Another way of saying it: It's becoming easier than ever for people to download what they want, when they want.
For ISPs and P2P networks, P4P is a great thing. It looks locally first for what you want to download, while traditional P2P downloading will grab downloads without discriminating about the location. It's especially attractive to the ISPs because it lessens the strain on their bandwidth. (A recent study by CacheLogic estimates that as much as 70% of all ISP bandwidth is used by P2P traffic.)
For content owners, P4P is another reminder that technology continues to outpace the ideas to monetize their property.

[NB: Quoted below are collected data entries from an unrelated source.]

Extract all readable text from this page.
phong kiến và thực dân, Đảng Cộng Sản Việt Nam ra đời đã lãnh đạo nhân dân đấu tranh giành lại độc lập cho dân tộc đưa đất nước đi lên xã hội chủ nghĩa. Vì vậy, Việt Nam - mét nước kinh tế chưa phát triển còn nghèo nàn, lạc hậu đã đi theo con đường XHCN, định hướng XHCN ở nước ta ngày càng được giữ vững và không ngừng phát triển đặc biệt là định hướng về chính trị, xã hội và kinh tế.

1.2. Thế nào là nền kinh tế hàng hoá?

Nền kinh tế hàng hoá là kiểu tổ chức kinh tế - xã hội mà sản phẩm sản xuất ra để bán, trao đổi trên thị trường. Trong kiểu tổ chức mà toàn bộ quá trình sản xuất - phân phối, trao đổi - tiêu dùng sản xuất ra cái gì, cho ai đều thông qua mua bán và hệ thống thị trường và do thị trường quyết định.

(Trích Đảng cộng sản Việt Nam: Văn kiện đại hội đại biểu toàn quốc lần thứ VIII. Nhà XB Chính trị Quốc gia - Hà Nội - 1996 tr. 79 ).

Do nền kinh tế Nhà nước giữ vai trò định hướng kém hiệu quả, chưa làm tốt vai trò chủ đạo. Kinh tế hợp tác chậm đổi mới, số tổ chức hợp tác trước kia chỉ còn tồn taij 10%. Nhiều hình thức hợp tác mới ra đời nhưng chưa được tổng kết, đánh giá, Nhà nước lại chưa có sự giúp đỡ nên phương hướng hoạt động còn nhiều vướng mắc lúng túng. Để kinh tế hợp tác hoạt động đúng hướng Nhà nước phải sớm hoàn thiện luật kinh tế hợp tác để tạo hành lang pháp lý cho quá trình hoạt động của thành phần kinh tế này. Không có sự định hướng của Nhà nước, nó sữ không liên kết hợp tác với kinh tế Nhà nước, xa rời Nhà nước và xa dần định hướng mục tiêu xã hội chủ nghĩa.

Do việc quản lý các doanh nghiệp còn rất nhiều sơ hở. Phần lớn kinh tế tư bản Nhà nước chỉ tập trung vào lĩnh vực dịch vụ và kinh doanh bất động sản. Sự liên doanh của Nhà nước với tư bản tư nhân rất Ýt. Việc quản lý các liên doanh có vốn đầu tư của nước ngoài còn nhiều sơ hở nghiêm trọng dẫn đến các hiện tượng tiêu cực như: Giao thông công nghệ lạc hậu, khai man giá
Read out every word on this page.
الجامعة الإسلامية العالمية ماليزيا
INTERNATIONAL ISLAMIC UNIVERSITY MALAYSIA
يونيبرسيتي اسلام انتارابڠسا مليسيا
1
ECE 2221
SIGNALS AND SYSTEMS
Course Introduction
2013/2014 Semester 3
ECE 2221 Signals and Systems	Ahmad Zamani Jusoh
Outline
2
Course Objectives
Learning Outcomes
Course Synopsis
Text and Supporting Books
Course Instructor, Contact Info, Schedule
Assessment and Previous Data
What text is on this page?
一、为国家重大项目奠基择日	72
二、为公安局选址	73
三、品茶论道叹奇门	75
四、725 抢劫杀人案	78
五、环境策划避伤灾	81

Studios are doing everything they can to live in this digital world. They are releasing titles day-and-date with VOD and are including digital copies with DVD and Blu-ray Disc releases. They also have deals with premier downloading services, such as Apple's iTunes, and exclusive content for those who pay for their media.
But the advancement of P2P software has to give pause to content owners. One of the reasons physical media still reigns is convenience. And when even the least tech savvy consumer doesn't have to leave his seat to steal a movie from his neighbor down the street, physical product loses that value of convenience.
Surveys say consumers will pay a reasonable price for content they can get reasonably easy. But when it becomes too easy to get anything you want, why pay anything at all?